The lady used to have a house, a big pile back in America. She sold it and signed the lease for an apartment up here. Then she moved her belongings across the border. Then, at last, she decided it was time for paperwork and sending the government people their forms. Hence the visit with the immigration consultant and her rude surprise.

I told her! This spring I told her the time to call was sooner, not later. The consultant who had helped me was now retired, I said. I couldn’t vouch for anybody else at his old agency. She wouldn’t hear of my objections. “Oh no, oh no,” she said. “This agency will be fine. I think it’s marvy that you should find—” And so on. I have a witness to all this.

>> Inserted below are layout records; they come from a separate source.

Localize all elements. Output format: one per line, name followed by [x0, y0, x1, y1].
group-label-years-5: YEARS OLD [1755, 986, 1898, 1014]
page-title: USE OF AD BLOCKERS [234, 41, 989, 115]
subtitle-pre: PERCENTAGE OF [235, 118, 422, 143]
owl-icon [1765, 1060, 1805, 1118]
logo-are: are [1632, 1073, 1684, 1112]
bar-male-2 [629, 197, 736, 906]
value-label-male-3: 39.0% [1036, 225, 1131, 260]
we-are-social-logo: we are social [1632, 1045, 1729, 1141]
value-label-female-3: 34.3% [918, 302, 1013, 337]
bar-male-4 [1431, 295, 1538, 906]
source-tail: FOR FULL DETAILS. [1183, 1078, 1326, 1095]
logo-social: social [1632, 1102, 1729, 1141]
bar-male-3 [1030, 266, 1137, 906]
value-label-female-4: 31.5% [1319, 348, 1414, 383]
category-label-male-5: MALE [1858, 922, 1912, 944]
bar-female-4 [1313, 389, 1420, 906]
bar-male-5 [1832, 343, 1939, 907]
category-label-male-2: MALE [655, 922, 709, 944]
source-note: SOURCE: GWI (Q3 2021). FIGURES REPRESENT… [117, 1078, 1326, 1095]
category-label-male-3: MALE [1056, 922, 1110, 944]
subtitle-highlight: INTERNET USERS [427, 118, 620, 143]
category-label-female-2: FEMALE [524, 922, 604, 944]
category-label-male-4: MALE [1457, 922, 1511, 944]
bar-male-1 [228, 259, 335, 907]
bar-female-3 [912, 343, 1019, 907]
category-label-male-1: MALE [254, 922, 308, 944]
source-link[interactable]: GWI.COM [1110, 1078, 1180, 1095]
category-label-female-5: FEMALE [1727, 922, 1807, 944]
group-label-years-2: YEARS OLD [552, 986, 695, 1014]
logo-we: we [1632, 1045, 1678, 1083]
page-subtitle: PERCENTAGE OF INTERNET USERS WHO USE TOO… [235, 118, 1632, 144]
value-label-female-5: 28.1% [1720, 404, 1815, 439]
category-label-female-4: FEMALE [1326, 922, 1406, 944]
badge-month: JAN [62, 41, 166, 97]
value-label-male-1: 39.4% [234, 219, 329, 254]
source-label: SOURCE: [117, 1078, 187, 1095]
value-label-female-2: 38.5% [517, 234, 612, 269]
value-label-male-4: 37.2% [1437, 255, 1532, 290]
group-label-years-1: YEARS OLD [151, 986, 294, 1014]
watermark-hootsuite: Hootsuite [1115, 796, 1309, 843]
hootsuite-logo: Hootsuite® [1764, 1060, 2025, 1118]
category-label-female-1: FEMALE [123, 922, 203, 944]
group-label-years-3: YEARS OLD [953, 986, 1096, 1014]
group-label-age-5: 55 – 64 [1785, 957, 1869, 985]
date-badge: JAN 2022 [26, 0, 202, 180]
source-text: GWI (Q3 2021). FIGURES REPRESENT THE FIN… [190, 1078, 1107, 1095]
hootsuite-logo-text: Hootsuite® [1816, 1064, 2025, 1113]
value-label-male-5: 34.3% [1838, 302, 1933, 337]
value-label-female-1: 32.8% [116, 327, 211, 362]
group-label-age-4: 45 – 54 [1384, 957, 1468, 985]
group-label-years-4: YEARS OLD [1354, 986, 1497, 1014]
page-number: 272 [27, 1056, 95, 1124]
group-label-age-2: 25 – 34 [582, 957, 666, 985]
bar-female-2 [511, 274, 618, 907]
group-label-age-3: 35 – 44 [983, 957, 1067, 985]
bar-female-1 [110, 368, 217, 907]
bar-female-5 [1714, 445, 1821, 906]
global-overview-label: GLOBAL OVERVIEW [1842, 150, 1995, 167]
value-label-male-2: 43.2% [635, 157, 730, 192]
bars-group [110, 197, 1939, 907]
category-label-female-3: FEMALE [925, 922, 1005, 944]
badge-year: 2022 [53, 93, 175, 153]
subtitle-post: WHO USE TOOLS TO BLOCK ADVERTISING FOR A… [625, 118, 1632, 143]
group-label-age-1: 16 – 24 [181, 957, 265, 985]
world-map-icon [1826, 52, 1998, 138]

Not that I warned her to check out Canada’s immigration policies. Just to make sure she liked the consultant. Even so she had a warning, loud and clear, and waved it off. The situation grinds at me. Willed obliviousness is a failing I hate, the reason being that I have it myself. Not like she does, of course. I mean, with her it’s just outrageous.

And she’s old. Not senile, I hasten to say. Biologically her mind functions fine; it’s her emotional habits that clog things up. But those habits have swelled and hardened. She never learned, she just got worse. To reach the end of your life and find that you still can’t think things through. In fact, the end is one more obvious fact you never managed to process: no Canada for you because you’re too close to death! A situation like this makes a life feel very small, and mine felt small enough to begin with. She makes me unhappy and I wish she’d go home.

DVD corner.  I saw M at a lower Manhattan art cinema during the mid-1990s. The fellows had organized an after-work expedition. Afterward they conferred in the theater lobby. “Pacing was strange,” they said. I asked what they meant, and they explained that parts of the movie were slow and they couldn’t understand why. Well, it’s a foreign movie from long ago. Maybe we’ll be out of synch with it in some ways. But there’s a lot else to notice. I’ll settle for this: Peter Lorre, a man in a dark room, explaining his life to the men planning to kill him. Maybe all our lives aren’t quite like that. But you couldn’t prove it by me.